The 2-54th Infantry Regiment transforms civilians into disciplined Infantrymen who embody the Warrior Ethos in order to support an Army at war.
The 2nd Battalion, 54th Infantry was established on 15 May 1917 in the Regular Army and organized on 16 June 1917 at Chickamauga Park, Georgia. It was reassigned from the 6th Division on 16 November 1917. During WWI the battalion saw service from the Vosges mountains to the Argonne forest and back to the south of France; earning the famous Mailed Foot crest. The 54th Infantry was inactivated on 24 October 1922 at Fort Wayne, Michigan.
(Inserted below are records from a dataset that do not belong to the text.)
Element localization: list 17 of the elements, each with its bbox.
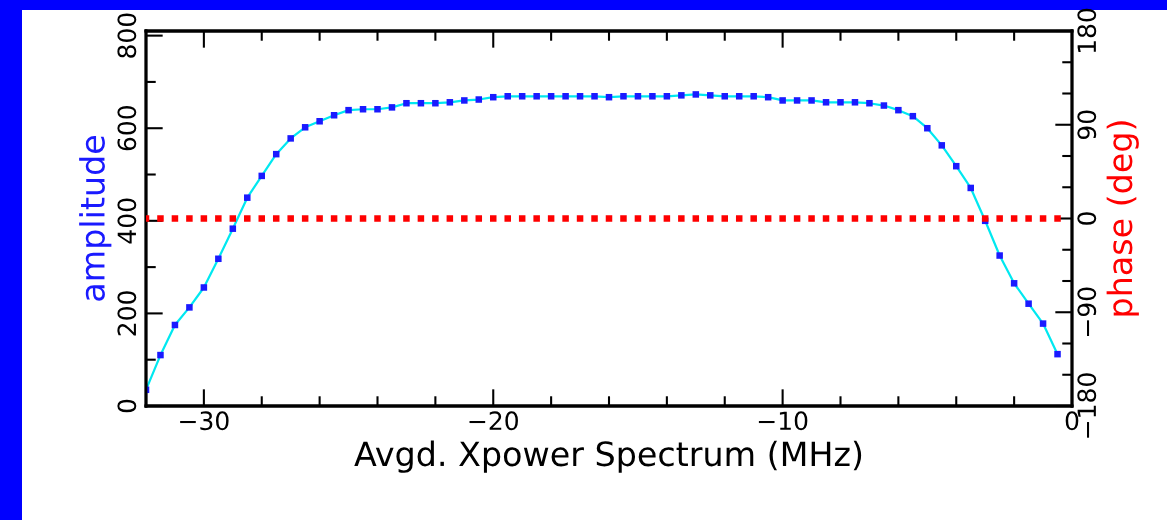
- x-tick-label: −30: [180, 411, 229, 431]
- y2-tick-label: −180: [1077, 373, 1097, 438]
- y-tick-label: 600: [117, 106, 137, 151]
- y-axis-title: amplitude: [79, 136, 112, 301]
- x-tick-label: 0: [1065, 411, 1079, 431]
- x-tick-label: −10: [758, 411, 808, 431]
- y2-tick-label: 90: [1077, 110, 1097, 140]
- y-tick-label: 0: [117, 399, 137, 413]
- y2-tick-label: −90: [1077, 287, 1097, 336]
- y2-axis-title: phase (deg): [1106, 121, 1139, 316]
- x-tick-label: −20: [469, 411, 518, 431]
- x-axis-title: Avgd. Xpower Spectrum (MHz): [354, 440, 862, 473]
- y2-tick-label: 180: [1077, 8, 1097, 53]
- y-tick-label: 200: [117, 291, 137, 336]
- y-tick-label: 400: [117, 198, 137, 244]
- y-tick-label: 800: [117, 13, 137, 58]
- y2-tick-label: 0: [1077, 212, 1097, 225]
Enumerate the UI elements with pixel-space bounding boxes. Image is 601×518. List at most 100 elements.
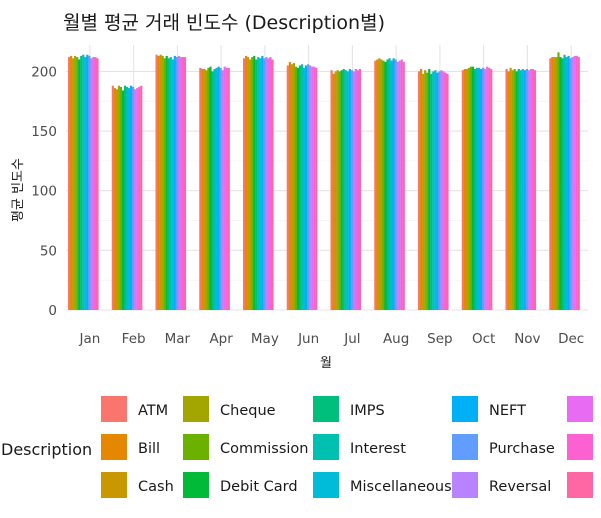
bar [378,58,381,310]
legend-label: Cash [138,479,174,495]
bar [167,58,170,310]
y-tick-label: 0 [48,303,57,319]
bar [334,71,337,311]
bar [243,58,246,310]
x-tick-label: Oct [472,331,495,347]
bar [420,69,423,310]
bar [286,65,289,310]
legend-key [452,472,478,498]
bar [573,55,576,311]
bar [461,70,464,310]
bar [215,67,218,310]
bar [565,57,568,310]
bar [346,71,349,311]
bar [529,69,533,310]
bar [484,69,487,310]
legend-key [101,434,127,460]
bar [440,70,443,310]
bar [430,73,433,310]
bar [173,55,176,311]
bar [255,59,258,310]
x-tick-labels: Jan Feb Mar Apr May Jun Jul Aug Sep Oct Nov Dec [78,331,584,347]
bar [469,66,473,311]
bar [348,69,351,310]
bar [123,85,127,310]
bar [358,69,362,310]
bar [296,67,300,310]
bar [374,60,377,311]
bar [92,57,95,310]
bar [557,52,560,310]
legend-label: Interest [350,441,406,457]
bar [553,57,556,310]
bar [263,58,266,310]
bar [175,57,178,310]
y-tick-label: 50 [40,243,57,259]
bar [380,59,383,310]
bar [225,67,228,310]
bar [90,58,93,310]
x-tick-label: Jan [78,331,100,347]
bar [521,69,524,310]
bar [294,66,298,311]
bar [352,71,356,311]
bar [442,71,445,311]
bar [424,70,427,310]
bar [475,67,479,310]
bar [305,65,308,310]
bar [181,57,185,310]
bar [290,64,293,310]
bar [488,67,491,310]
x-axis-title: 월 [320,356,332,371]
legend-key [567,434,593,460]
bar [422,73,425,310]
legend-label: Miscellaneous [350,479,452,495]
legend-label: IMPS [350,403,385,419]
bar [444,72,447,310]
bar [350,70,353,310]
bar [480,69,483,310]
x-tick-label: Mar [165,331,191,347]
bar-series [68,52,580,311]
bar [490,69,493,310]
bar [342,69,345,310]
legend-key [183,472,209,498]
bar [251,57,254,310]
bar [513,69,516,310]
bar [575,55,578,311]
bar [426,72,429,310]
bar [117,85,121,310]
bar [121,90,125,310]
bar [533,70,537,310]
bar [127,88,131,311]
bar [517,69,520,310]
bar [463,69,466,310]
legend-label: Purchase [489,441,555,457]
bar [418,71,421,311]
bar [113,88,116,311]
bar [72,58,75,310]
x-tick-label: May [251,331,279,347]
bar [253,55,256,311]
legend-label: Commission [220,441,308,457]
bar [96,58,99,310]
x-tick-label: Nov [514,331,540,347]
bar [223,66,226,311]
bar [390,60,393,311]
bar [400,59,403,310]
bar [84,57,87,310]
legend-key [101,396,127,422]
bar [259,58,262,310]
x-tick-label: Sep [427,331,452,347]
bar [257,57,260,310]
bar [434,70,437,310]
bar [132,86,135,310]
bar [330,70,333,310]
bar [269,57,272,310]
bar [115,89,118,310]
bar [436,72,439,310]
bar [245,55,248,311]
bar [309,65,312,310]
bar [384,61,387,310]
bar [467,67,471,310]
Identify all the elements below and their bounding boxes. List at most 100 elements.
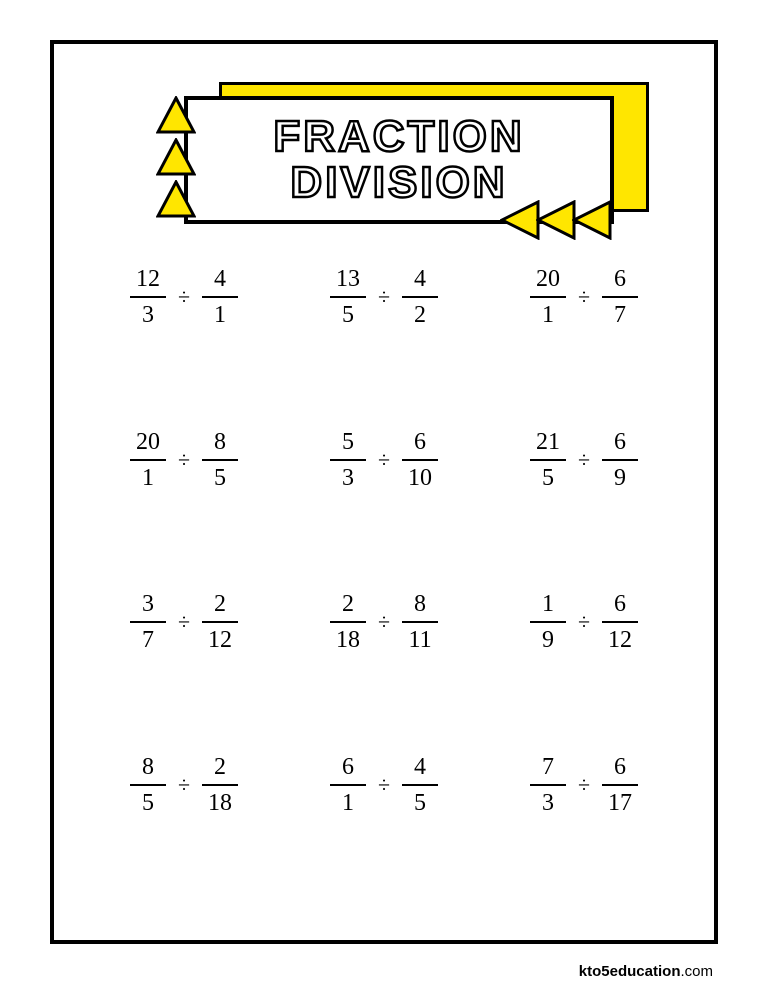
triangle-up-icon	[156, 96, 196, 134]
division-operator: ÷	[576, 447, 592, 473]
problem-cell: 21 5 ÷ 69	[494, 417, 674, 580]
denominator: 1	[208, 300, 232, 330]
denominator: 12	[604, 625, 636, 655]
denominator: 5	[136, 788, 160, 818]
fraction-bar	[202, 459, 238, 461]
fraction-b: 610	[402, 427, 438, 494]
fraction-expression: 85÷218	[130, 752, 238, 819]
numerator: 6	[608, 752, 632, 782]
numerator: 8	[408, 589, 432, 619]
denominator: 3	[336, 463, 360, 493]
fraction-expression: 61÷45	[330, 752, 438, 819]
fraction-b: 212	[202, 589, 238, 656]
denominator: 2	[408, 300, 432, 330]
division-operator: ÷	[376, 447, 392, 473]
triangle-left-icon	[500, 200, 540, 240]
footer-suffix: .com	[680, 963, 713, 980]
division-operator: ÷	[376, 772, 392, 798]
fraction-bar	[330, 459, 366, 461]
denominator: 5	[336, 300, 360, 330]
problem-cell: 19÷612	[494, 579, 674, 742]
fraction-bar	[130, 621, 166, 623]
fraction-expression: 73 ÷ 6 17	[530, 752, 638, 819]
fraction-bar	[202, 621, 238, 623]
division-operator: ÷	[176, 772, 192, 798]
numerator: 5	[336, 427, 360, 457]
fraction-bar	[330, 296, 366, 298]
fraction-a: 135	[330, 264, 366, 331]
denominator: 7	[136, 625, 160, 655]
denominator: 5	[536, 463, 560, 493]
fraction-expression: 123÷41	[130, 264, 238, 331]
denominator: 7	[608, 300, 632, 330]
fraction-b: 218	[202, 752, 238, 819]
numerator: 1	[536, 589, 560, 619]
triangle-up-icon	[156, 138, 196, 176]
fraction-a: 37	[130, 589, 166, 656]
denominator: 18	[204, 788, 236, 818]
right-triangle-decor	[504, 200, 612, 240]
fraction-a: 19	[530, 589, 566, 656]
fraction-bar	[602, 459, 638, 461]
problems-grid: 123÷41135÷42201÷67201÷8553÷610215÷6937÷2…	[94, 254, 674, 904]
fraction-b: 42	[402, 264, 438, 331]
fraction-a: 73	[530, 752, 566, 819]
numerator: 7	[536, 752, 560, 782]
fraction-bar	[530, 784, 566, 786]
fraction-bar	[530, 621, 566, 623]
division-operator: ÷	[176, 447, 192, 473]
numerator: 8	[136, 752, 160, 782]
numerator: 2	[208, 752, 232, 782]
fraction-expression: 21 5 ÷ 69	[530, 427, 638, 494]
fraction-bar	[402, 621, 438, 623]
numerator: 4	[408, 264, 432, 294]
title-line-2: DIVISION	[290, 160, 507, 206]
fraction-expression: 201÷85	[130, 427, 238, 494]
numerator: 6	[336, 752, 360, 782]
numerator: 12	[132, 264, 164, 294]
worksheet-header: FRACTION DIVISION	[94, 74, 674, 234]
numerator: 3	[136, 589, 160, 619]
division-operator: ÷	[576, 284, 592, 310]
fraction-a: 61	[330, 752, 366, 819]
worksheet-page: FRACTION DIVISION 123÷411	[50, 40, 718, 944]
fraction-expression: 5 3 ÷ 610	[330, 427, 438, 494]
denominator: 5	[408, 788, 432, 818]
fraction-b: 41	[202, 264, 238, 331]
fraction-expression: 19÷612	[530, 589, 638, 656]
fraction-b: 612	[602, 589, 638, 656]
numerator: 6	[608, 589, 632, 619]
fraction-bar	[602, 621, 638, 623]
left-triangle-decor	[156, 96, 196, 222]
footer-brand: kto5education	[579, 963, 681, 980]
numerator: 4	[408, 752, 432, 782]
fraction-b: 69	[602, 427, 638, 494]
fraction-bar	[130, 459, 166, 461]
fraction-b: 811	[402, 589, 438, 656]
denominator: 5	[208, 463, 232, 493]
numerator: 21	[532, 427, 564, 457]
denominator: 17	[604, 788, 636, 818]
problem-cell: 218 ÷ 811	[294, 579, 474, 742]
fraction-bar	[202, 784, 238, 786]
problem-cell: 5 3 ÷ 610	[294, 417, 474, 580]
fraction-a: 218	[330, 589, 366, 656]
fraction-bar	[330, 621, 366, 623]
problem-cell: 73 ÷ 6 17	[494, 742, 674, 905]
fraction-expression: 37÷212	[130, 589, 238, 656]
fraction-expression: 218 ÷ 811	[330, 589, 438, 656]
fraction-bar	[330, 784, 366, 786]
denominator: 1	[336, 788, 360, 818]
problem-cell: 123÷41	[94, 254, 274, 417]
problem-cell: 85÷218	[94, 742, 274, 905]
denominator: 9	[608, 463, 632, 493]
numerator: 20	[132, 427, 164, 457]
division-operator: ÷	[376, 609, 392, 635]
fraction-bar	[130, 296, 166, 298]
triangle-up-icon	[156, 180, 196, 218]
denominator: 3	[136, 300, 160, 330]
division-operator: ÷	[576, 772, 592, 798]
numerator: 20	[532, 264, 564, 294]
fraction-bar	[602, 784, 638, 786]
fraction-bar	[402, 296, 438, 298]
The regiment was called back to service in 1942 as the 54th Armored Infantry an element of the 10th Armored Division at Fort Benning. the regiment participated in many campaigns in Europe and was a key element in the relief of Bastogne; earning both a Presidential Unit Citation and the Belgian Croix de Guerre with Palm. The unit was inactivated on 23 October 1945 at camp Patrick Henry, Virginia.
Since World War II, battalions of the regiment have been stationed stateside and overseas in Germany. Elements of the regiment participated in many campaigns in Vietnam and earned a Meritorious Unit Citation. On 28 August 1987, the 2d Battalion was transferred the United States Army Training and Doctrine Command and organized at Fort Benning, Georgia. Today, the 2nd Battalion is the only remaining battalion of the 54th Regiment and the proud custodian of its Regimental Color.
The Distinctive Unit Insignia is a sky blue shield for Infantry with a gold band taken from the arms of Alsace, where the Regiment first saw combat service in 1918. The ragged tree trunk represents the Meuse-Argonne Campaign in WWI. The personnel who established the 54th Infantry Regiment originally came from the 6th Infantry Regiment. The green ladder is taken from the crest of the 6th Infantry and represents the ladders used to scale the walls of Chapultepec in the Mexican War (1847). The 6-pointed star is the insignia of the 6th Division, while the chain-mail foot commemorates the march from the Vosges to the Argonne and back to southern France.